The following underlined words and phrases in
sentences reflect special focus or emphasis on
information created.
Focus and emphasis can be expressed in three
different ways:
(1) Phonologically (through special stress and
intonation)
(2) Lexically (through special words and phrases),
(3) Syntactically (through marked word order or
special focus constructions).
The Forms That Focus and Emphasis
Can Take
1. Phonological Form
Examples:
a. JOHN cooked the dinner. (not someone
else)
b. John COOKED the dinner. (as opposed to
doing something else with respect to the
dinner)
2. Lexical Devices
a. Emphatic Do
An entire sentence receives greater emphasis if
the auxiliary is stressed.
Examples:
It does taste nice!
Who does earn that kind of money?
Do come in!
b. Emphatic Reflexive Pronouns
Emphatic reflexive pronouns generally follow the nouns
they refer.
Examples:
× The president himself has insisted that he is in good
health. .. (International News, 2012)
× The artists themselves rarely saved their work.
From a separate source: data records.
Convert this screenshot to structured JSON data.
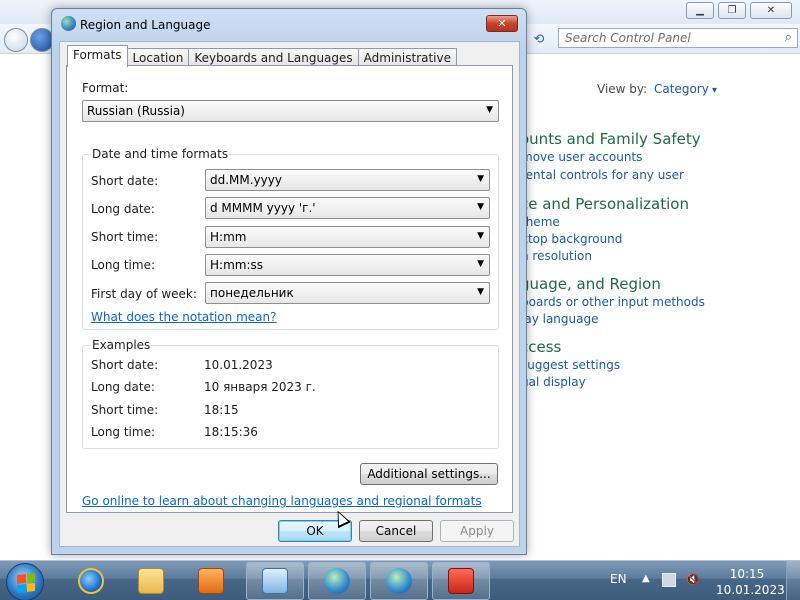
{
  "background": {
    "search_placeholder": "Search Control Panel",
    "view_by_label": "View by:",
    "view_by_value": "Category",
    "sections": [
      {
        "heading": "ounts and Family Safety",
        "links": [
          "move user accounts",
          "rental controls for any user"
        ]
      },
      {
        "heading": "ce and Personalization",
        "links": [
          "theme",
          "ktop background",
          "n resolution"
        ]
      },
      {
        "heading": "guage, and Region",
        "links": [
          "boards or other input methods",
          "lay language"
        ]
      },
      {
        "heading": "ccess",
        "links": [
          "suggest settings",
          "ual display"
        ]
      }
    ]
  },
  "dialog": {
    "title": "Region and Language",
    "close_glyph": "✕",
    "tabs": [
      "Formats",
      "Location",
      "Keyboards and Languages",
      "Administrative"
    ],
    "active_tab": "Formats",
    "format_label": "Format:",
    "format_value": "Russian (Russia)",
    "datetime_group_title": "Date and time formats",
    "fields": [
      {
        "label": "Short date:",
        "value": "dd.MM.yyyy"
      },
      {
        "label": "Long date:",
        "value": "d MMMM yyyy 'г.'"
      },
      {
        "label": "Short time:",
        "value": "H:mm"
      },
      {
        "label": "Long time:",
        "value": "H:mm:ss"
      },
      {
        "label": "First day of week:",
        "value": "понедельник"
      }
    ],
    "notation_link": "What does the notation mean?",
    "examples_group_title": "Examples",
    "examples": [
      {
        "label": "Short date:",
        "value": "10.01.2023"
      },
      {
        "label": "Long date:",
        "value": "10 января 2023 г."
      },
      {
        "label": "Short time:",
        "value": "18:15"
      },
      {
        "label": "Long time:",
        "value": "18:15:36"
      }
    ],
    "additional_settings_label": "Additional settings...",
    "online_link": "Go online to learn about changing languages and regional formats",
    "ok_label": "OK",
    "cancel_label": "Cancel",
    "apply_label": "Apply"
  },
  "taskbar": {
    "language": "EN",
    "time": "10:15",
    "date": "10.01.2023"
  }
}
(Smithsonian, August 2004)
c. Emphatic Own
Possessive determiners (and sometimes nouns with a
possessive inflection) that modify a head noun can be
made emphatic by the addition of own.
Examples:
It takes a real effort to remind myself of my own priorities.
(Good Housekeeping, January 2012).
They can't handle their own children.
d. Emphatic Adjectives and Adverbs
 Certain adjectives can be used for emphasis
that may occur only in attributive position.
Examples:
a pure delight
an outright lie
a mere child
 Emphatic Adjectives may occur in both attributive
and predicative positions.
Examples:
• A complete victory
The victory was complete.
• Their extreme condemnation
Their condemnation was extreme.
• His great folly
His folly was great.
 Emphatic adverbs intensify adjectives and
verbs.
Examples:
That is totally untrue.
I utterly regret having done that.
I really hope you come.
3. Syntactic Means: Marked Word Order
Marked word order can be defined as the
movement of a constituent into a position in the
sentence where we would not ordinarily expect to
find it.
a. Object-Subject-Verb Word Order
Fronting the object to first position in a sentence tends
to be a stylistic feature of spoken rather than written
English.
Examples:
"I'll tell the grocer. Him I see every day:' (City of Many
Days, Mercury House, 1993)
"Her I would have thrown out of the courtroom... " (CNN
Crossfire, 1993)
Fronted objects can appear in contexts where a
strong contrast is being made:
Him I like; her I don't. (I like him but I don't [like] her.)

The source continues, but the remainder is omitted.